ゼノスが設置した望遠鏡を、エルフレードが震える手で覗き込む。

そこには、彼が若き日に失敗し、後悔し続けていた魔法の研究が、ゼノスの道具によって完成され、世界を救う美しい光となっている光景が広がっていた。


「……おお……。私の失敗は、無駄ではなかったのだな……。君という、最高の傑作を世に送り出すための……必要な過程だったのだ……」


エルフレードの目に、大粒の涙が浮かぶ。

その時、塔の階下から騒がしい足音が聞こえてきた。現れたのは、元・王太子の軍服を脱ぎ捨て、エプロン姿で駆けつけたアステリオスだった。


「ゼノス様! 先生の危篤を聞いて、最高の『安らぎのパン』を焼いて持ってきたのだが……。な、なぜここに!? それに、その神々しい道具は……!」

「アステリオス、君も来たのか。ちょうどいい。先生に、君が作ったパンを食べさせてあげてくれ。俺の道具と、君のパン。……これが、先生への最後の授業の報告だよ」


かつての傲慢な王太子は、今や純粋な敬意を持ってゼノスの前に膝をついた。

アステリオスが差し出したパンを一口含んだエルフレードは、満足げに微笑み、ゼノスとミーシャ、そしてかつての教え子たちに見守られながら、穏やかにその生涯を閉じた。

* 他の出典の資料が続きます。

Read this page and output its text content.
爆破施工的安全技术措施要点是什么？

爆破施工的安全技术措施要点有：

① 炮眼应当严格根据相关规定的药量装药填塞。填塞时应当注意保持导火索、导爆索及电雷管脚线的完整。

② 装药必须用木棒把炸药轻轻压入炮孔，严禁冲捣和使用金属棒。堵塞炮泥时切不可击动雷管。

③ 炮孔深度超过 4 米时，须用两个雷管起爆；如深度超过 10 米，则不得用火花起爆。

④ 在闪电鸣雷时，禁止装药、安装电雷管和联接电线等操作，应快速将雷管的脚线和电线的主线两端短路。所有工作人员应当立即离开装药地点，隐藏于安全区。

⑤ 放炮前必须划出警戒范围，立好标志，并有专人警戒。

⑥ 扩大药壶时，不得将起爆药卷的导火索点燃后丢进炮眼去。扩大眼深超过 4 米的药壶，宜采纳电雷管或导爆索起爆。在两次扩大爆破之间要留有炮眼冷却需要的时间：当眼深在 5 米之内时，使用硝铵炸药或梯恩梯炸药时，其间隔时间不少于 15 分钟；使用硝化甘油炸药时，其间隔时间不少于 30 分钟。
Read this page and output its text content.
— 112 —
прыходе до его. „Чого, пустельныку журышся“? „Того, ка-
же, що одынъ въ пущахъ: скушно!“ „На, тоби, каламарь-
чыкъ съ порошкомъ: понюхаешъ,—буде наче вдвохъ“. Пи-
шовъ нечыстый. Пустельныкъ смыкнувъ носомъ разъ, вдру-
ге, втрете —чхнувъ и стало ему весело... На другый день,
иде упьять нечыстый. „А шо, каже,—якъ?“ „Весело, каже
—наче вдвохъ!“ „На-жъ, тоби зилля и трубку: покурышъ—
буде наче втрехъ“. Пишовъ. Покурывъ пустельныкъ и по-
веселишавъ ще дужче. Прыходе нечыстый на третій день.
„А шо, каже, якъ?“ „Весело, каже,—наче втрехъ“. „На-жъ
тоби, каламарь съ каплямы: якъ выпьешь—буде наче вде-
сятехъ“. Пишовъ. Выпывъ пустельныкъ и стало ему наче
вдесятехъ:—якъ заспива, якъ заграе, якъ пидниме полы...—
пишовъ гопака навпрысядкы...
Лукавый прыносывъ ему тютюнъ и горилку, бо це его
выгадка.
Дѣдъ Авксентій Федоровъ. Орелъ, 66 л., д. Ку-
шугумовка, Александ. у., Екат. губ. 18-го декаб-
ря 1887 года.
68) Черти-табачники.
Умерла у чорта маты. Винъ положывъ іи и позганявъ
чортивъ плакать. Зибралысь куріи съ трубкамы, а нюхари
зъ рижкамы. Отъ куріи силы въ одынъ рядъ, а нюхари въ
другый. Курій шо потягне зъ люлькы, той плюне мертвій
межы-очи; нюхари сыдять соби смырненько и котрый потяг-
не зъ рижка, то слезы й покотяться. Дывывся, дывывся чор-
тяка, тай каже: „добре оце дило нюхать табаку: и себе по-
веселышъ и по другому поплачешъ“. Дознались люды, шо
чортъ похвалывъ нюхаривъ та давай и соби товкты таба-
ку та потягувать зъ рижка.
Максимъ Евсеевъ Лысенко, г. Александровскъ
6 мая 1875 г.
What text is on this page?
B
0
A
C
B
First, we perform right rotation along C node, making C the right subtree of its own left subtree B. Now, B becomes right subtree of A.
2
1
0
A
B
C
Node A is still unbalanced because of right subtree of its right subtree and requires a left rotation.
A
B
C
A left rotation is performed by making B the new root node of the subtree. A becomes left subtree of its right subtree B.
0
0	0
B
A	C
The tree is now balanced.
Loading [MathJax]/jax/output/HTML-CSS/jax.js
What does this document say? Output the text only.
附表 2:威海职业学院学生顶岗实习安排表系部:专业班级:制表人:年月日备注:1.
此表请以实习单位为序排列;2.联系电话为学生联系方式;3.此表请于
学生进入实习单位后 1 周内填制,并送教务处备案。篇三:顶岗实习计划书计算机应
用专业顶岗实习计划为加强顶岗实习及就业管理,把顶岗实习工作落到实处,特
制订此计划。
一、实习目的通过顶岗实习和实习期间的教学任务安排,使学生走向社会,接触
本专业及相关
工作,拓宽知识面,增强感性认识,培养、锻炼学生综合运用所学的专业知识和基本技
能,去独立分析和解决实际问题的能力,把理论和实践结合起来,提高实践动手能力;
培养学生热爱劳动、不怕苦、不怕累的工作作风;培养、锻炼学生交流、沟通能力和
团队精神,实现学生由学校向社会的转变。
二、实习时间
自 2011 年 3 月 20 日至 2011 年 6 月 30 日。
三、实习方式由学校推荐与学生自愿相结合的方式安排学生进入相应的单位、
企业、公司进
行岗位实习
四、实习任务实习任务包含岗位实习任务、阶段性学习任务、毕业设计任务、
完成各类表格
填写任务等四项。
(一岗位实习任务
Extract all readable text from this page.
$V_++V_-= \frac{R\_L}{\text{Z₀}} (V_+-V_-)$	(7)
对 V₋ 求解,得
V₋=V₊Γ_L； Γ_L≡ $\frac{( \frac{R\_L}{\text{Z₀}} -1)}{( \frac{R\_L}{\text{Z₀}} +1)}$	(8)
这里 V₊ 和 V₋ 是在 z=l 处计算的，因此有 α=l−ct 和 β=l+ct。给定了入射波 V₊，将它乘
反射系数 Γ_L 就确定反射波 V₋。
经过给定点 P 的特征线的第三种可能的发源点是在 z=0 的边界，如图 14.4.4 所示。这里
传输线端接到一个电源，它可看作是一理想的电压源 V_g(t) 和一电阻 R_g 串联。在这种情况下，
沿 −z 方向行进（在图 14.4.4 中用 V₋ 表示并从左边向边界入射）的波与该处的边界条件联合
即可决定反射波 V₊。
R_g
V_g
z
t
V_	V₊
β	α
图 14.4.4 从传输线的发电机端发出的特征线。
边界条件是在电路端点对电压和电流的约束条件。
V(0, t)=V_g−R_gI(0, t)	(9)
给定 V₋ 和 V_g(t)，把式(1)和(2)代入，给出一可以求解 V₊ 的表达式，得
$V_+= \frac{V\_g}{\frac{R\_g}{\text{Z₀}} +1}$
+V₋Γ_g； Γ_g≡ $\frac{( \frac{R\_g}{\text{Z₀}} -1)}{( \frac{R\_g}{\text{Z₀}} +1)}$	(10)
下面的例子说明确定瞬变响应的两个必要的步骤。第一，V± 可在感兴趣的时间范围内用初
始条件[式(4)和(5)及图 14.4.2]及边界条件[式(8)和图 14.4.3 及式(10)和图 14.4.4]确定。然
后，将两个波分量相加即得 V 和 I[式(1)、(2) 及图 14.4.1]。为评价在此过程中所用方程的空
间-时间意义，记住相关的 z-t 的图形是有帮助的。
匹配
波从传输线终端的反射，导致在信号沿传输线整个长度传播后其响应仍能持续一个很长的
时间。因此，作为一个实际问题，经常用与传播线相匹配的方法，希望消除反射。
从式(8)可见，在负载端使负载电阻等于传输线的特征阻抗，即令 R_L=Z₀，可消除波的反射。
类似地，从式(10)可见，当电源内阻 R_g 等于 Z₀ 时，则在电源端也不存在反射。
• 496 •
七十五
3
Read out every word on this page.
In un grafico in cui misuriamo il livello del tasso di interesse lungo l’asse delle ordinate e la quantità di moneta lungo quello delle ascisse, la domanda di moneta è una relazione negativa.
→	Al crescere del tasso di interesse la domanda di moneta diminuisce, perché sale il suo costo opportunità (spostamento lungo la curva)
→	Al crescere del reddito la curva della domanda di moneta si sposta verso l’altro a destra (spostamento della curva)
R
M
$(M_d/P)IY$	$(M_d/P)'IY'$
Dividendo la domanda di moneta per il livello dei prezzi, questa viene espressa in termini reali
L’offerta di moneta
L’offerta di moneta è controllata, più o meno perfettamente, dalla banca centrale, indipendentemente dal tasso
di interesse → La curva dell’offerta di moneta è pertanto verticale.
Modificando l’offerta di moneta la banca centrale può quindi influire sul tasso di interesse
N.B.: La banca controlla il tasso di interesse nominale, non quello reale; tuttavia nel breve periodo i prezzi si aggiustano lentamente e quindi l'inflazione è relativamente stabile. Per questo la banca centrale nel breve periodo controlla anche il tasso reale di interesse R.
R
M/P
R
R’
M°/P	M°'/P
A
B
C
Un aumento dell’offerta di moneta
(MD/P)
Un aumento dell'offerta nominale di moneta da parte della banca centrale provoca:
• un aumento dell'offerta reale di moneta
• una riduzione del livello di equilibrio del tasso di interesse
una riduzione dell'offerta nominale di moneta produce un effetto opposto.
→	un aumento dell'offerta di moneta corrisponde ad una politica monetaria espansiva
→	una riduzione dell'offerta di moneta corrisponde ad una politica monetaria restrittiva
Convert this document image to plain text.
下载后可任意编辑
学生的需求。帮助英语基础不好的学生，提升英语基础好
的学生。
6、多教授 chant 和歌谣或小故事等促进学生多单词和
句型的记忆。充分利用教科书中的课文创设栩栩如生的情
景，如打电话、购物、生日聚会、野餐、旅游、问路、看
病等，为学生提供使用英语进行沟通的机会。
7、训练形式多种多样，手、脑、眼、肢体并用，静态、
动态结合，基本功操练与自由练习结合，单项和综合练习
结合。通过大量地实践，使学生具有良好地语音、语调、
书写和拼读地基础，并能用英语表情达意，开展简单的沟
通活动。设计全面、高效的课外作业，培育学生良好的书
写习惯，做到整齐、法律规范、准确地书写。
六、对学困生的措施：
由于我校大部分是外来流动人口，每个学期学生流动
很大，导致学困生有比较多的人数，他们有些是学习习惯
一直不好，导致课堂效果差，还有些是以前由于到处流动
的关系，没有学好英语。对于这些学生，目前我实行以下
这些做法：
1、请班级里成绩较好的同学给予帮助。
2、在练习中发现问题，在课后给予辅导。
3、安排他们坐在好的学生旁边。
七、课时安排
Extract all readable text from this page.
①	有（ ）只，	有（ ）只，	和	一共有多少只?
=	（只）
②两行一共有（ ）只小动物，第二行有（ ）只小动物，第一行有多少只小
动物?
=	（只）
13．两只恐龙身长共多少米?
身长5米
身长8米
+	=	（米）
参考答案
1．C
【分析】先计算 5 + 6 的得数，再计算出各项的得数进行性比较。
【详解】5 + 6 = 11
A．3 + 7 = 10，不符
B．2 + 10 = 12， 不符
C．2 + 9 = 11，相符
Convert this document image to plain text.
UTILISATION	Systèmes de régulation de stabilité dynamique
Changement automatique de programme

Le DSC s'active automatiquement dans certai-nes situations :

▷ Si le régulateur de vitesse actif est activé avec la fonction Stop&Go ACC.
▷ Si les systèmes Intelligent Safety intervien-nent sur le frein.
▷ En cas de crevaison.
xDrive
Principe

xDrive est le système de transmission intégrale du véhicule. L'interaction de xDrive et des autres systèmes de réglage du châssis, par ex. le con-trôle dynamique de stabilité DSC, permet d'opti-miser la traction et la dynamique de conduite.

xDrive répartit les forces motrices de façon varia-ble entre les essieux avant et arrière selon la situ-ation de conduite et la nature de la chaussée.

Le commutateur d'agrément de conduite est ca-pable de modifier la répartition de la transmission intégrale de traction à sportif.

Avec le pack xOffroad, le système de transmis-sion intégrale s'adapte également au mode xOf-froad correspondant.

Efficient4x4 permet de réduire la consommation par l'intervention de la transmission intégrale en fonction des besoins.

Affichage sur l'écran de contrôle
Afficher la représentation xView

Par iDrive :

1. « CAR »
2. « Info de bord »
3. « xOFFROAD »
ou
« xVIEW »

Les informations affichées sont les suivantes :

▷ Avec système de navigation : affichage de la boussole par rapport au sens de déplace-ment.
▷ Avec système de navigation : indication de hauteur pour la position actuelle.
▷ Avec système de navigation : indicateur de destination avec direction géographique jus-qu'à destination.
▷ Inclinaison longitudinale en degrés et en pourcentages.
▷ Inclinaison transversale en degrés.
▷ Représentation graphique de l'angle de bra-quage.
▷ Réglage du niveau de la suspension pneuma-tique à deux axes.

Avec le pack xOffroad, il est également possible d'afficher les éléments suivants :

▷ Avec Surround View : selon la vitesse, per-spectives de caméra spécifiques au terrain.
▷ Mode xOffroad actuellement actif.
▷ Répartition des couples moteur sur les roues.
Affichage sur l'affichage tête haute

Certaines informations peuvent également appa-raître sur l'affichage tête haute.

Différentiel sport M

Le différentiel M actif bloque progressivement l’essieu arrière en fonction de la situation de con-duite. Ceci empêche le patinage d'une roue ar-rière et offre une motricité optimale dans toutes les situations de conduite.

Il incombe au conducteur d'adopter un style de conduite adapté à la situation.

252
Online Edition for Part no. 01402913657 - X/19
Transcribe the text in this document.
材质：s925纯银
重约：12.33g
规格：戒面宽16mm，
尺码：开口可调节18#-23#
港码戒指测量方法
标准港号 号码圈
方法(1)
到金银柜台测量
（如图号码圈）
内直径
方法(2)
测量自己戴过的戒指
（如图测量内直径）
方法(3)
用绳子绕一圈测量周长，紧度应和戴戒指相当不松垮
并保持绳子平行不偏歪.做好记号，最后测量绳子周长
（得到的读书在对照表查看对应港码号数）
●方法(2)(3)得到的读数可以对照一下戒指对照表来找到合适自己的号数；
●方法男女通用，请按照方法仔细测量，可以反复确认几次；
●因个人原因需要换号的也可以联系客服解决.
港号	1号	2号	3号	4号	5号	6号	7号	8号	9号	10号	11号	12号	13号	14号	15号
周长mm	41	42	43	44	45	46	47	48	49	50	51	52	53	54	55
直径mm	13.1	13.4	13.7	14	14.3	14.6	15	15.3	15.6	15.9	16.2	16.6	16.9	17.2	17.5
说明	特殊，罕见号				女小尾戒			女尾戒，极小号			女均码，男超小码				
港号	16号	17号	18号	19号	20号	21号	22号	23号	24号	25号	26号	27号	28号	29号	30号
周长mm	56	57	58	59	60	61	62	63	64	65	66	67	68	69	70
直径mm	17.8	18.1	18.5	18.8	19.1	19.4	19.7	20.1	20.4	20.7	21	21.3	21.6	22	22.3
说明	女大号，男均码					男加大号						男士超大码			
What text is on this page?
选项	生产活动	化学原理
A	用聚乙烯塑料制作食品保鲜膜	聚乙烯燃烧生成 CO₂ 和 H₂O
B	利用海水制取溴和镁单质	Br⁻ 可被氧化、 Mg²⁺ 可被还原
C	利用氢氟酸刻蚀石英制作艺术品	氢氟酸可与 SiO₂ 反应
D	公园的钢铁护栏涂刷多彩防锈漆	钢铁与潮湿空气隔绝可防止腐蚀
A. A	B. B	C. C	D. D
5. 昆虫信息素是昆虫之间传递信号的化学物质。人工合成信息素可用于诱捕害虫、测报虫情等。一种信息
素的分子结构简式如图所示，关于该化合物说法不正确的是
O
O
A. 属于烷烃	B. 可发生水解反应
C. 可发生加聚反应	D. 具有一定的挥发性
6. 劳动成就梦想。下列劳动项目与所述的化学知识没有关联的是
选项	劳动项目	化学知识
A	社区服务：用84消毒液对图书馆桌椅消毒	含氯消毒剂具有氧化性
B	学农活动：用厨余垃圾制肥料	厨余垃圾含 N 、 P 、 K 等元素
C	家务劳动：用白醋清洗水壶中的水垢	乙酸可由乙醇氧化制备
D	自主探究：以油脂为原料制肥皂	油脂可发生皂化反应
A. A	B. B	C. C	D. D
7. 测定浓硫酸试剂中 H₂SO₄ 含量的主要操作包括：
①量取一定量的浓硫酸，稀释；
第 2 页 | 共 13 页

「……ゼノス様。先生は今、星になって、私たちの旅路を見守ってくれていますね」


ミーシャが空を見上げる。望遠鏡のレンズの先、新しい星が一つ、ひときわ明るく瞬いた。


「ああ。……さあ、アステリオス。悲しむことはない。先生が遺したこの塔を、君がリフォームして『最高のパン修行場』にするといい。……道具は、俺が置いていくから」


ゼノスは、塔全体を「全自動・パン工房」へと作り変える呪具を設置し、再び未開の大地へと旅立つ準備を始めた。

過去の恩師との別れを経て、各キャラクターの絆はより深く、より揺るぎないものへと成長していく。